Der bulgarische Brauch: Nach dem Essen mit Gesang zu den Nachbarn

Die Feier am 24. Dezember läuft in Bulgarien nach einem alten Brauchtum ab: Zunächst werden einfache Linsen gereicht. Anschließend wird eine Mahlzeit aus veganen Gerichten vorbereitet: Reis, Kohl, Bohnen, gefüllte Paprika, diverse eingelegte Gemüsesorten, Nüsse, Äpfel, Honig und Brot. Erst an den Folgetagen sind deftigere Gerichte auf Fleischbasis erlaubt.

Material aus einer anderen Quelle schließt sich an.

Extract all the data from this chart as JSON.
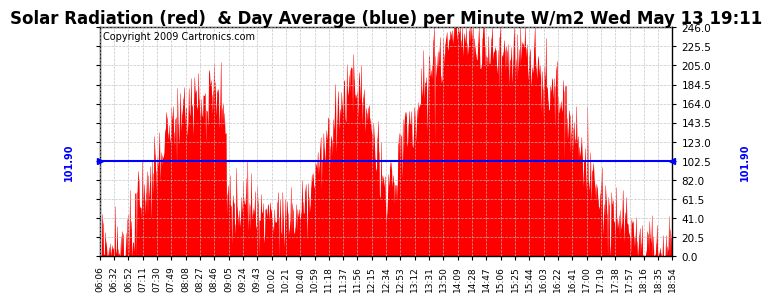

Jeder Gast des Hauses bekommt eine Nuss auf seinen Teller gelegt, die er aufknacken muss. Der Inhalt gibt eine erste Idee, wie das kommende Jahr ausfallen wird.

Als Nächstes reicht der Älteste an diesem Tisch den Gästen Brot, in das eine Münze eingebacken ist. Wer sie findet, hat im nächsten Jahr besonders viel Glück.

Nach dem Abendessen ziehen die jungen Männer singend durch ihre Nachbarschaft. Sie nennen sich „Koledari“ und erinnern entfernt an die Sternsinger.

Mit ihrem Gesang wünschen die Männer den Nachbarn viel Glück im neuen Jahr. Im Gegenzug erhalten sie kleine Geschenke wie Süßigkeiten, Wein oder etwas Geld.